In Massachusetts, hardship licenses are granted by the RMV and are only considered for the purposes of work, school, or a need to attend regular medical appointments. They are usually granted to individuals who meet strict requirements and whose livelihoods are dependent upon their ability to drive. They are not available for everyone who has a DUI or OUI charge.
You need very specific documentation to obtain a hardship license, and the required documentation depends on the charge you are facing. For example, a multiple-offense charge will require different documentation than a first-offense charge. To receive a hardship license, you usually need to be enrolled in a requisite program, such as the “24D” or First Offender Driver Alcohol Education Program.
There are other factors that may contribute to your eligibility for a hardship license. Your driving history, criminal record, age (whether or not you are under 21), your number of outstanding driving citations, and the facts of your case all play a part in the RMV’s decision-making.
To be sure you can meet every requirement for a hardship license, consult with an experienced DUI attorney.
Applying for a Hardship License
To apply for a hardship license, you need to attend a hearing at a select RMV hearing site.
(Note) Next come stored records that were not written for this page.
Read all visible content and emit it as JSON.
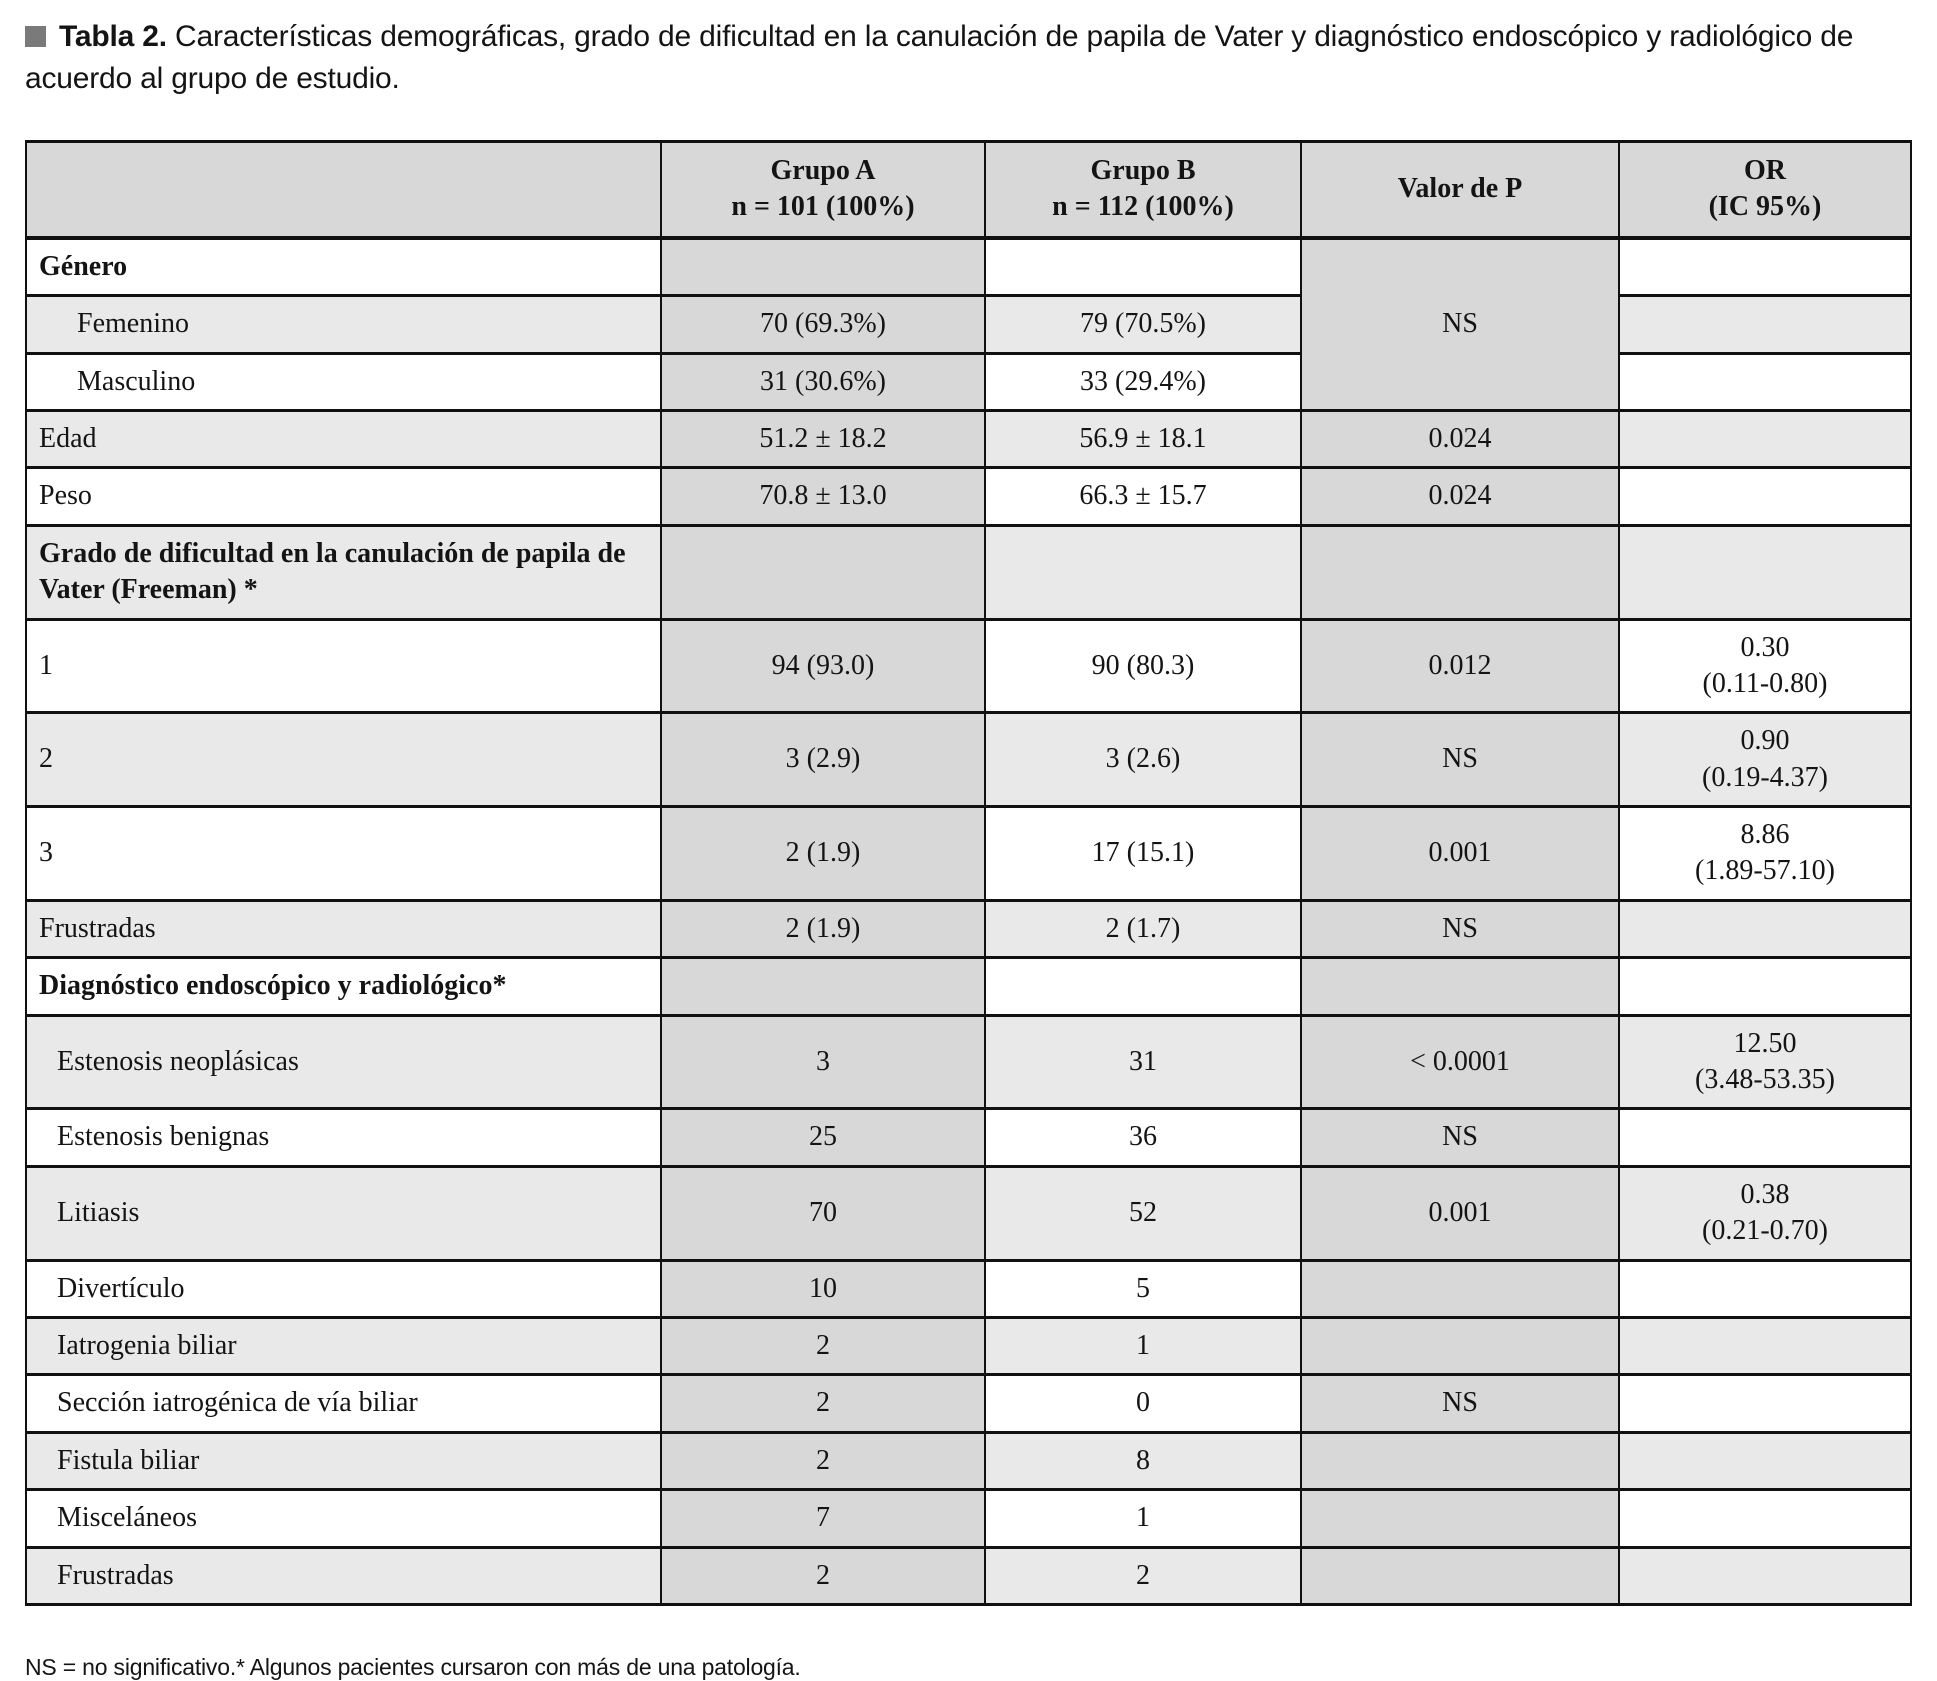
{
  "colors": {
    "header_and_shaded_columns": "#d8d8d8",
    "row_stripe": "#e9e9e9",
    "border": "#111111",
    "text": "#141414",
    "title_square": "#7a7a7a"
  },
  "title": {
    "bullet": "square-bullet",
    "label": "Tabla 2.",
    "text": " Características demográficas, grado de dificultad en la canulación de papila de Vater y diagnóstico endoscópico y radiológico de acuerdo al grupo de estudio."
  },
  "table": {
    "header": {
      "col_label": "",
      "col_grupo_a": "Grupo A\nn =  101 (100%)",
      "col_grupo_b": "Grupo B\nn =  112 (100%)",
      "col_p": "Valor de P",
      "col_or": "OR\n(IC 95%)"
    },
    "rows": [
      {
        "label": "Género",
        "bold": true,
        "indent": 0,
        "grupo_a": "",
        "grupo_b": "",
        "p": "NS",
        "p_rowspan": 3,
        "or": "",
        "stripe": false
      },
      {
        "label": "Femenino",
        "indent": 1,
        "grupo_a": "70 (69.3%)",
        "grupo_b": "79 (70.5%)",
        "p_merged": true,
        "or": "",
        "stripe": true
      },
      {
        "label": "Masculino",
        "indent": 1,
        "grupo_a": "31 (30.6%)",
        "grupo_b": "33 (29.4%)",
        "p_merged": true,
        "or": "",
        "stripe": false
      },
      {
        "label": "Edad",
        "indent": 0,
        "grupo_a": "51.2 ± 18.2",
        "grupo_b": "56.9 ± 18.1",
        "p": "0.024",
        "or": "",
        "stripe": true
      },
      {
        "label": "Peso",
        "indent": 0,
        "grupo_a": "70.8 ± 13.0",
        "grupo_b": "66.3 ± 15.7",
        "p": "0.024",
        "or": "",
        "stripe": false
      },
      {
        "label": "Grado de dificultad en la canulación de papila de Vater (Freeman) *",
        "bold": true,
        "indent": 0,
        "grupo_a": "",
        "grupo_b": "",
        "p": "",
        "or": "",
        "stripe": true
      },
      {
        "label": "1",
        "align": "center",
        "grupo_a": "94 (93.0)",
        "grupo_b": "90 (80.3)",
        "p": "0.012",
        "or": "0.30\n(0.11-0.80)",
        "stripe": false
      },
      {
        "label": "2",
        "align": "center",
        "grupo_a": "3 (2.9)",
        "grupo_b": "3 (2.6)",
        "p": "NS",
        "or": "0.90\n(0.19-4.37)",
        "stripe": true
      },
      {
        "label": "3",
        "align": "center",
        "grupo_a": "2 (1.9)",
        "grupo_b": "17 (15.1)",
        "p": "0.001",
        "or": "8.86\n(1.89-57.10)",
        "stripe": false
      },
      {
        "label": "Frustradas",
        "indent": 0,
        "grupo_a": "2 (1.9)",
        "grupo_b": "2 (1.7)",
        "p": "NS",
        "or": "",
        "stripe": true
      },
      {
        "label": "Diagnóstico endoscópico y radiológico*",
        "bold": true,
        "indent": 0,
        "grupo_a": "",
        "grupo_b": "",
        "p": "",
        "or": "",
        "stripe": false
      },
      {
        "label": "Estenosis neoplásicas",
        "indent": 2,
        "grupo_a": "3",
        "grupo_b": "31",
        "p": "< 0.0001",
        "or": "12.50\n(3.48-53.35)",
        "stripe": true
      },
      {
        "label": "Estenosis benignas",
        "indent": 2,
        "grupo_a": "25",
        "grupo_b": "36",
        "p": "NS",
        "or": "",
        "stripe": false
      },
      {
        "label": "Litiasis",
        "indent": 2,
        "grupo_a": "70",
        "grupo_b": "52",
        "p": "0.001",
        "or": "0.38\n(0.21-0.70)",
        "stripe": true
      },
      {
        "label": "Divertículo",
        "indent": 2,
        "grupo_a": "10",
        "grupo_b": "5",
        "p": "",
        "or": "",
        "stripe": false
      },
      {
        "label": "Iatrogenia biliar",
        "indent": 2,
        "grupo_a": "2",
        "grupo_b": "1",
        "p": "",
        "or": "",
        "stripe": true
      },
      {
        "label": "Sección iatrogénica de vía biliar",
        "indent": 2,
        "grupo_a": "2",
        "grupo_b": "0",
        "p": "NS",
        "or": "",
        "stripe": false
      },
      {
        "label": "Fistula biliar",
        "indent": 2,
        "grupo_a": "2",
        "grupo_b": "8",
        "p": "",
        "or": "",
        "stripe": true
      },
      {
        "label": "Misceláneos",
        "indent": 2,
        "grupo_a": "7",
        "grupo_b": "1",
        "p": "",
        "or": "",
        "stripe": false
      },
      {
        "label": "Frustradas",
        "indent": 2,
        "grupo_a": "2",
        "grupo_b": "2",
        "p": "",
        "or": "",
        "stripe": true
      }
    ]
  },
  "footnote": "NS = no significativo.*  Algunos pacientes cursaron con más de una patología."
}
Even with all the right documentation, you may still be denied a hardship license. These licenses are given out only through the discretion of the RMV and based on the facts of your case.
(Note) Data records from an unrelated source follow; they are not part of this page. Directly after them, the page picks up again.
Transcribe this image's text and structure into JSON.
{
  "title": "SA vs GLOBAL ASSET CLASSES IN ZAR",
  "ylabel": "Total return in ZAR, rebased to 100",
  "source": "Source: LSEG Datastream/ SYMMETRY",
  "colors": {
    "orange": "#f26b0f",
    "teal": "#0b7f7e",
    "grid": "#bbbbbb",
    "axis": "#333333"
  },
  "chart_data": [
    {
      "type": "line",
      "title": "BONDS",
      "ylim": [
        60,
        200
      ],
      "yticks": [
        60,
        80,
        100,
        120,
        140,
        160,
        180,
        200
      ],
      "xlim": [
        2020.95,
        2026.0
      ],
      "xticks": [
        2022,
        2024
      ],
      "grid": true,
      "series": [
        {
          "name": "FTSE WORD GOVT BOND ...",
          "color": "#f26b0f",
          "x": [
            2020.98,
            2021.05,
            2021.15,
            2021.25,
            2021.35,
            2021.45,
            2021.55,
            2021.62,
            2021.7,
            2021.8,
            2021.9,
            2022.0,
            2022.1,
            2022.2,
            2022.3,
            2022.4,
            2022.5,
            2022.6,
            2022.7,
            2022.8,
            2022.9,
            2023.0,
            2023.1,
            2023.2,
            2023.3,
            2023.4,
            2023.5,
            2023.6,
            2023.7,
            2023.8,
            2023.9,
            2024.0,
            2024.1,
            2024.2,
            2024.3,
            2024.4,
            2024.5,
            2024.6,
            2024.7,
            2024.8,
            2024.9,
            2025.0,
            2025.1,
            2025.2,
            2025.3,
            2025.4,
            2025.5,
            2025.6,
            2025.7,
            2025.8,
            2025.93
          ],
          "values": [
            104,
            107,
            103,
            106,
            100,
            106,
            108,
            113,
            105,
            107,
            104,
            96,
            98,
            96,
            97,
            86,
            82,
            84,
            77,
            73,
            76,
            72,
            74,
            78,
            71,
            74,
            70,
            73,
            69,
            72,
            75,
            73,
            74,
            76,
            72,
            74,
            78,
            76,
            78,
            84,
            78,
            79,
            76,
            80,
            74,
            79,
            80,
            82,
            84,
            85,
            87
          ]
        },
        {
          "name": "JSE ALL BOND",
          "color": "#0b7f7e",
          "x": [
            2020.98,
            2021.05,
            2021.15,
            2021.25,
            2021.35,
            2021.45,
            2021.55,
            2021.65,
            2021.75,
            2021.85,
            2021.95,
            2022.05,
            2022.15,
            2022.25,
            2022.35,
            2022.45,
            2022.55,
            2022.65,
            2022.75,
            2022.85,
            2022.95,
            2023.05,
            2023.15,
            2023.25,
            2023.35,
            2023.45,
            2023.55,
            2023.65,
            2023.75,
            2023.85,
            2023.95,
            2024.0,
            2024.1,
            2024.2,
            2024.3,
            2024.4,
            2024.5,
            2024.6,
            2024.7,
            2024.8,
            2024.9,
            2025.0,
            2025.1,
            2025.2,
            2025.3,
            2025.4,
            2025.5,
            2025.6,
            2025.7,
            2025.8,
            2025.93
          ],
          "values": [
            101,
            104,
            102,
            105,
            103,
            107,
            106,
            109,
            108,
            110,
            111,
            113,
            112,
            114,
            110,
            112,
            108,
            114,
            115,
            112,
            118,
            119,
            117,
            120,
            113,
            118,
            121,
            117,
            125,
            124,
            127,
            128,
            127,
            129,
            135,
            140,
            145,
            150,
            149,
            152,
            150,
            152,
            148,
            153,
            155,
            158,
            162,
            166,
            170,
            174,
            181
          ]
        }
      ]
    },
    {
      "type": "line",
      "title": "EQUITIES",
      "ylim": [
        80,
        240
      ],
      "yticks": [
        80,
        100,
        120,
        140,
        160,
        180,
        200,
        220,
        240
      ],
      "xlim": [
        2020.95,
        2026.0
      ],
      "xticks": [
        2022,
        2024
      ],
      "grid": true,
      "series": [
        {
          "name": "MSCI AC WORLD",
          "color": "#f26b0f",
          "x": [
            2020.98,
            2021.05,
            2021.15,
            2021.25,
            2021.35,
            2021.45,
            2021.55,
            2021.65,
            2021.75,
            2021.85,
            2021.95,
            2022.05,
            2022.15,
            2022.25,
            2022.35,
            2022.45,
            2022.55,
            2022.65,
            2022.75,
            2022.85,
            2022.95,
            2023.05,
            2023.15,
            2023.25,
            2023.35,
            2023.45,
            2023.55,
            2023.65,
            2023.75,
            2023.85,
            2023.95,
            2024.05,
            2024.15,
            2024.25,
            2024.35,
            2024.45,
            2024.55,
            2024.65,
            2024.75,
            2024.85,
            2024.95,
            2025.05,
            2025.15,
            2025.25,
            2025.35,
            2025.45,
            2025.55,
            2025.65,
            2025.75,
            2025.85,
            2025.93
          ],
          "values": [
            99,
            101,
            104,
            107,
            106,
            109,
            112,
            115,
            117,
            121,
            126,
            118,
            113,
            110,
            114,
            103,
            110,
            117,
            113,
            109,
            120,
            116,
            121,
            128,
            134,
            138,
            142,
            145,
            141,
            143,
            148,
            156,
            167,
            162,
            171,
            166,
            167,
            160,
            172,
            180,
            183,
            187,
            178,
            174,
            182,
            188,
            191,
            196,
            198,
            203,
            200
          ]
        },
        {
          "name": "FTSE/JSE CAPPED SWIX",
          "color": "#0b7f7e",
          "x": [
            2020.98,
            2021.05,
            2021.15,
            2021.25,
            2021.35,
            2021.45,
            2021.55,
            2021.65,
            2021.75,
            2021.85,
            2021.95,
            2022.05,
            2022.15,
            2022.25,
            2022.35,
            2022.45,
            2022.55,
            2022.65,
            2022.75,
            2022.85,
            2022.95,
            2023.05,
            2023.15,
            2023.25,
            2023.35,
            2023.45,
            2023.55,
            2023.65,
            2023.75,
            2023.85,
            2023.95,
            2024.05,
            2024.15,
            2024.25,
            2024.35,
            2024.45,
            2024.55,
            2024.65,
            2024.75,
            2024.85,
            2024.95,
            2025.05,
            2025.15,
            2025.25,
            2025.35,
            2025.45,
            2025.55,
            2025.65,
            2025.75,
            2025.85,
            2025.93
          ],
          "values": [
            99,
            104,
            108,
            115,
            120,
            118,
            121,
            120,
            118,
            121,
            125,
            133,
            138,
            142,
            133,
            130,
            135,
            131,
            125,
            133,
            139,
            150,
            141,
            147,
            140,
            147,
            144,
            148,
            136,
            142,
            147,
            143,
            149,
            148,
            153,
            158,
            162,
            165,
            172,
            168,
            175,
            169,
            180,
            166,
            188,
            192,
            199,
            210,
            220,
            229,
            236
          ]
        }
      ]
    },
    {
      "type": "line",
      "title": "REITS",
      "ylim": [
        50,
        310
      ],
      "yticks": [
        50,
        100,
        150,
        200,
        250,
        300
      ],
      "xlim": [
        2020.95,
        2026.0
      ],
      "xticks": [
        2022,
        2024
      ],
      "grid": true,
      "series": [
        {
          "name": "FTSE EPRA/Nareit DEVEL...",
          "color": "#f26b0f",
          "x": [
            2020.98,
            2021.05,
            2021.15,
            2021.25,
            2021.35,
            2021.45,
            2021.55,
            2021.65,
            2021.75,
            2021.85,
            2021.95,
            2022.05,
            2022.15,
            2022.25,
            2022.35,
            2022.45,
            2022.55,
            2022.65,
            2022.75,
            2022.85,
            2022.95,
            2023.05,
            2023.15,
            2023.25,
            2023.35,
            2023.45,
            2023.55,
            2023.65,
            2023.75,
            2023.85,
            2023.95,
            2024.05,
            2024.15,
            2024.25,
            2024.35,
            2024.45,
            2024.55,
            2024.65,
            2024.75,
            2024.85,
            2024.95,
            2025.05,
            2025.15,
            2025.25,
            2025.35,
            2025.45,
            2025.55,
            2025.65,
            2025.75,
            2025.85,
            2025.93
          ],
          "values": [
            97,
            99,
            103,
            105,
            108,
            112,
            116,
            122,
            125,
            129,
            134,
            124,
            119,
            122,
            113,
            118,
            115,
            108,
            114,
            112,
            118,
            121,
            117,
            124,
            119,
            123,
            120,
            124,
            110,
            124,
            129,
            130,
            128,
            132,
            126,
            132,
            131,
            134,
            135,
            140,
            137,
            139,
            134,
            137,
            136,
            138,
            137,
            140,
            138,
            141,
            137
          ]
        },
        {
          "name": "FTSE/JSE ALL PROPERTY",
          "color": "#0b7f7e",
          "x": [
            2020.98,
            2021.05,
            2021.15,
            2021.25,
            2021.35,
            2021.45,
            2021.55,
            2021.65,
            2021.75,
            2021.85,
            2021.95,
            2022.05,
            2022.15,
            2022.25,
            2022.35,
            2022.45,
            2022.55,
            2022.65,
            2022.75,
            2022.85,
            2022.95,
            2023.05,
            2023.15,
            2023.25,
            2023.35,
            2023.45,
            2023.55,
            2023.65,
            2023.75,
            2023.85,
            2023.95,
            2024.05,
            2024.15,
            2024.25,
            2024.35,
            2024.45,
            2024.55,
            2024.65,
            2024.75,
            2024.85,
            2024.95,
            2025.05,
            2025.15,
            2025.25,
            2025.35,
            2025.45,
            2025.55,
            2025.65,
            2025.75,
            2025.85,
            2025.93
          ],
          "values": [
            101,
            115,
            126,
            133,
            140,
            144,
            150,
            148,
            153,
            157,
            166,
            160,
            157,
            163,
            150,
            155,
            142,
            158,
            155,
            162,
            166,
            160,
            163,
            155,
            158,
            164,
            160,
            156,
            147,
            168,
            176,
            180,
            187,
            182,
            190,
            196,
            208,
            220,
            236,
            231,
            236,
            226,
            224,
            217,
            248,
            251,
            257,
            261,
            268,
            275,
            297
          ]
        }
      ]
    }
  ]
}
What if I Refused a Breathalyzer Test?
Under “Melanie’s Law,” the penalty for refusing a breathalyzer test for a first offense is a 180-day suspension of one’s driving license. This suspension does not exclude one from the ability to receive a hardship license, however. Under Melanie’s law, you need to be enrolled in the 24D program and meet other prerequisites to apply for a hardship license after refusing a breathalyzer.
Where Do I Start?
If you fail to meet the requirements at the first RMV hearing, you can appeal that decision to the Board of Appeal.
To begin the process of obtaining a hardship license, you should seek the assistance of a DUI attorney if you haven’t already. The preparation of proper documentation is extremely important to your first hearing and only a DUI lawyer will know how to present such documentation properly. A DUI attorney will review your case, instruct you on each step you need to take, and ensure that all your documents are in order.